Univ.-Prof. Dr. Ravinder Maini (Imperial College London): „Mit monoklonalen Antikörpern gegen den Tumornekrosefaktor-alpha (TNF-alpha) können wir in Verbindung mit dem Zytostatikum Methotrexat bei 30 bis 40 Prozent der Patienten im frühen Krankheitsstadium die Krankheit rückgängig machen und bei Betroffenen mit bereits längerer Krankheitsgeschichte zu 70 Prozent weitere Schäden an Knorpeln und Knochen verhindern.“

Freilich, die Wissenschafter wollen, nicht nur erst die chronische Gelenksentzündung bei der chronischen Polyarthritis stoppen, sondern in der Folge lang andauernd den Status des Immunsystems der Patienten so verändern, dass es nicht mehr gegen das körpereigene Gewebe mobil macht. Die TNF-alpha-Blocker können zwar die Entzündung „abdrehen“, ändern aber nichts daran, dass weiterhin rabiate Immunzellen die Gelenke angreifen wollen.

Sir Ravinder: „Hier klingen Strategien Erfolg versprechend, bei denen man monoklonale Antikörper einsetzt, welche bestimmte an diesen Prozessen beteiligte Abwehrzellen – CD3-positive T-Zellen – blockieren. Das könnte man nach einer Anti-TNF-Behandlung verwenden, um die Immunreaktion längerfristig zu modulieren.“

Am Ursprung von Diabetes

Einen unerhörten Fortschritt würden auch Möglichkeiten zur Verhinderung oder zur Heilung von Typ-1-Diabetes („juveniler Diabetes“) bedeuten. Dabei kommt es im Kindesalter – auch hier ist der auslösende Faktor unbekannt – zum Angriff des Immunsystems auf die Insulin-produzierenden Beta-Zellen in der Bauchspeicheldrüse, wodurch binnen kurzem und für immer die Produktion Zuckerstoffwechsel-Hormons zusammen bricht.

Seit Jahren ist bekannt, dass Kinder mit dem insulin-abhängigen Diabetes verschiedene Antikörper im Blut aufweisen, die auf eine solche Autoimmunreaktion hinweisen. Nun dürften Wissenschafter geklärt haben, gegen welches hauptsächliches Antigen diese falsche Abwehrreaktion gerichtet ist. Univ.-Prof. Dr. Harald von Boehmer (Harvard University/Boston) bei dem Symposium über Autoimmunität Freitagnachmittag in Wien: „Das Insulin selbst scheint das Haupt-Antigen zu sein, gegen das die Immunreaktion gerichtet ist.“ Dies konnten die Fachleute in Versuchen an transgenen Mäusen zeigen.

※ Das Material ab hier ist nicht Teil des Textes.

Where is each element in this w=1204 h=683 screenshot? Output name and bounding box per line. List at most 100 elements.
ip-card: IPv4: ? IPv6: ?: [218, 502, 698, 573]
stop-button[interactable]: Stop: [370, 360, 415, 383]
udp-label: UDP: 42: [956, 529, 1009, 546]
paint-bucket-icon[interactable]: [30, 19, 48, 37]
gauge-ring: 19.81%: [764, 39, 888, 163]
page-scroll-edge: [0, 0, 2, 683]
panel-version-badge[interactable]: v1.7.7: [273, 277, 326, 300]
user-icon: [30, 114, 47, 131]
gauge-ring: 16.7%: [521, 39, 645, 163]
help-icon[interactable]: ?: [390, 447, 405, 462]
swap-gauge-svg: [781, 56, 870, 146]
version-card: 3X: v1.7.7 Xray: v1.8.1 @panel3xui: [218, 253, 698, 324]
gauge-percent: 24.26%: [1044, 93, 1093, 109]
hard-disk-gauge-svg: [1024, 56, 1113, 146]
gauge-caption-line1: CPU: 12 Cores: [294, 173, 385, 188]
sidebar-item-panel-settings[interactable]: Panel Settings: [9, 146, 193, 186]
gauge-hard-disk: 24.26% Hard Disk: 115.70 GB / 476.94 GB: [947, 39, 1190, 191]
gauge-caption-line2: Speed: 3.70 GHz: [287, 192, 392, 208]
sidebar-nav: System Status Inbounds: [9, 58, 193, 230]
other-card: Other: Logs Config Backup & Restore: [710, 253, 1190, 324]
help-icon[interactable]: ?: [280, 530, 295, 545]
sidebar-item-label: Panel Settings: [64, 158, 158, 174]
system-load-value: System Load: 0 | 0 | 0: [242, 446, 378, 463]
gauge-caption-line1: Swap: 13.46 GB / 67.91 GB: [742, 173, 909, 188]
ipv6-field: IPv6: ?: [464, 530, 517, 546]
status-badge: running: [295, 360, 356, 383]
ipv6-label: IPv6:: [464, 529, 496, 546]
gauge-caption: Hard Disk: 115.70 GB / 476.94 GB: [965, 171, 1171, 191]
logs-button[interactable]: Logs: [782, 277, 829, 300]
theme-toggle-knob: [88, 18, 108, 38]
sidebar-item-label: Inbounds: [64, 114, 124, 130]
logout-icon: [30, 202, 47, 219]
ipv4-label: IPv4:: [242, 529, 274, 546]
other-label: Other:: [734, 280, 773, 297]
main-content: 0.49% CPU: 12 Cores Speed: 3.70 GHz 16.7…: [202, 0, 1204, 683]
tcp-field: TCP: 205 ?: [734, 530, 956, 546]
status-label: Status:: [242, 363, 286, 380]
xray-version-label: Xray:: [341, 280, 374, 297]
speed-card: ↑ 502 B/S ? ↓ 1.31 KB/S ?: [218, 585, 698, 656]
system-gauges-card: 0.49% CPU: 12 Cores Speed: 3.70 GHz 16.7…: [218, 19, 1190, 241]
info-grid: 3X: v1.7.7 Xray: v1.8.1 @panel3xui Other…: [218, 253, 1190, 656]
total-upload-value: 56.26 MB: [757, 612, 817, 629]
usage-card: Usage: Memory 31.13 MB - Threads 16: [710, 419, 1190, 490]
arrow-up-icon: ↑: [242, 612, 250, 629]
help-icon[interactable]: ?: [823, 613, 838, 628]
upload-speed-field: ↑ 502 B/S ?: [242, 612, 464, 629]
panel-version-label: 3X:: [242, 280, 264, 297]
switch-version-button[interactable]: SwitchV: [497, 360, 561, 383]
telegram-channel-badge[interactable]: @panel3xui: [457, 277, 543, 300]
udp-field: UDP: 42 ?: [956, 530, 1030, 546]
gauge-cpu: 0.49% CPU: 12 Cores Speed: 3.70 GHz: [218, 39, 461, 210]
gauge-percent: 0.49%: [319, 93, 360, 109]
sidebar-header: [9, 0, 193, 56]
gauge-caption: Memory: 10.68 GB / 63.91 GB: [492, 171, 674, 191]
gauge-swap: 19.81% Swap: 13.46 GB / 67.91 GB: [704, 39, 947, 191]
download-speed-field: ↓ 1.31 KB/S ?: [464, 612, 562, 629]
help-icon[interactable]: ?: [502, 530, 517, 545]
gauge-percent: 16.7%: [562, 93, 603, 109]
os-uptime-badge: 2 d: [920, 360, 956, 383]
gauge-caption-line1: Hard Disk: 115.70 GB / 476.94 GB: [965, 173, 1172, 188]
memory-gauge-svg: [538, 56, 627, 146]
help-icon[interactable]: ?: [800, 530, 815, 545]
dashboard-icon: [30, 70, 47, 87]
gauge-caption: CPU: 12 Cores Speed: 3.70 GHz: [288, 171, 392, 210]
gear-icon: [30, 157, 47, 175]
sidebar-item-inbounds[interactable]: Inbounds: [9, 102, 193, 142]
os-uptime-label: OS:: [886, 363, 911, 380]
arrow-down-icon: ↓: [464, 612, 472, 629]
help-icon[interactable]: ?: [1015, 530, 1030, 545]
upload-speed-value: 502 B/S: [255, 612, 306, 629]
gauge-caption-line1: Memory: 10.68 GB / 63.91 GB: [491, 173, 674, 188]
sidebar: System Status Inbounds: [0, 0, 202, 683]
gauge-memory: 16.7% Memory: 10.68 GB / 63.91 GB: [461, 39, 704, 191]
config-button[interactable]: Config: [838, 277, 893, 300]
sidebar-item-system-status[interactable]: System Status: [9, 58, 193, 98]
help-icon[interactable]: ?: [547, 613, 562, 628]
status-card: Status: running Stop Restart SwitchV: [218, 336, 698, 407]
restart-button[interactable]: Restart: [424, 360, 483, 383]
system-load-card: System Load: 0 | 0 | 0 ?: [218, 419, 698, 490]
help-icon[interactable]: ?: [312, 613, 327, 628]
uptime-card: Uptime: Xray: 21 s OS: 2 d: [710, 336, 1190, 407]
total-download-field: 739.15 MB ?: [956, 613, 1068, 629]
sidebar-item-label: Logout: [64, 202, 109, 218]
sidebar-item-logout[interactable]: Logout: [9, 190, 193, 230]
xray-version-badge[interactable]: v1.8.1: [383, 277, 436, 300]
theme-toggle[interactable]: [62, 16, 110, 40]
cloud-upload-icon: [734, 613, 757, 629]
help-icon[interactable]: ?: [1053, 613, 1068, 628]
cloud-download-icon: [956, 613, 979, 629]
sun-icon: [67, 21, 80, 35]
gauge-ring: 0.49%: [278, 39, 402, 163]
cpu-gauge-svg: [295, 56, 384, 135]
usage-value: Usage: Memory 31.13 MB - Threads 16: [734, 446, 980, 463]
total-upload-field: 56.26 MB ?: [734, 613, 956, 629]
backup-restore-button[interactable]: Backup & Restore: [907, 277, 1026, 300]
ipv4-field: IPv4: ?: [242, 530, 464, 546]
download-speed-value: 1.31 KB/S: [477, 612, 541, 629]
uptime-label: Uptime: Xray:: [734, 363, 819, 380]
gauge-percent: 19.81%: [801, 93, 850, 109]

Die zukünftigen Strategien dürften nun in zwei Richtungen gehen: Die Wissenschafter versuchen Wege zu finden, wie man Typ-1-Diabetes durch die Verhinderung der Autoimmunreaktion verhindern oder – sollte die Krankheit schon bemerkbar geworden sein – zumindest noch zum Stillstand bringen könnte.

Im Labor zeigen zumindest beim zweiten Ansatz bestimmte Versuche positive Resultate. Boehmer: „Man kann T-Lymphozyten erzeugen, welche als ’regulatorische T-Zellen’ die aggressiven Immunzellen (CD8-Zellen, Anm.) ruhig stellen (Anergie, Anm.).“

Interessant ist, dass solche Unterdrücker-Zellen, welche man durch Einschleusen des Gens für Foxp3 – ein Protein – zu regulatorischen Immunzellen machte, mit den für die Bauchspeicheldrüse gefährlichen CD8-Zellen in der Kultur im Labor nicht einmal in direkten Kontakt treten müssen, um ihre Aggressivität zu verlieren. Wahrscheinlich stecken da von den Zellen produzierte Immunbotenstoffe dahinter.

Boehmer: „Damit könnte man eventuell mit solchen regulatorischen T-Zellen sogar noch dann eingreifen, wenn Kinder bereits Typ-1-Diabetes entwickelt haben.“ Bis dahin ist es auf jeden Fall noch ein weiter Weg.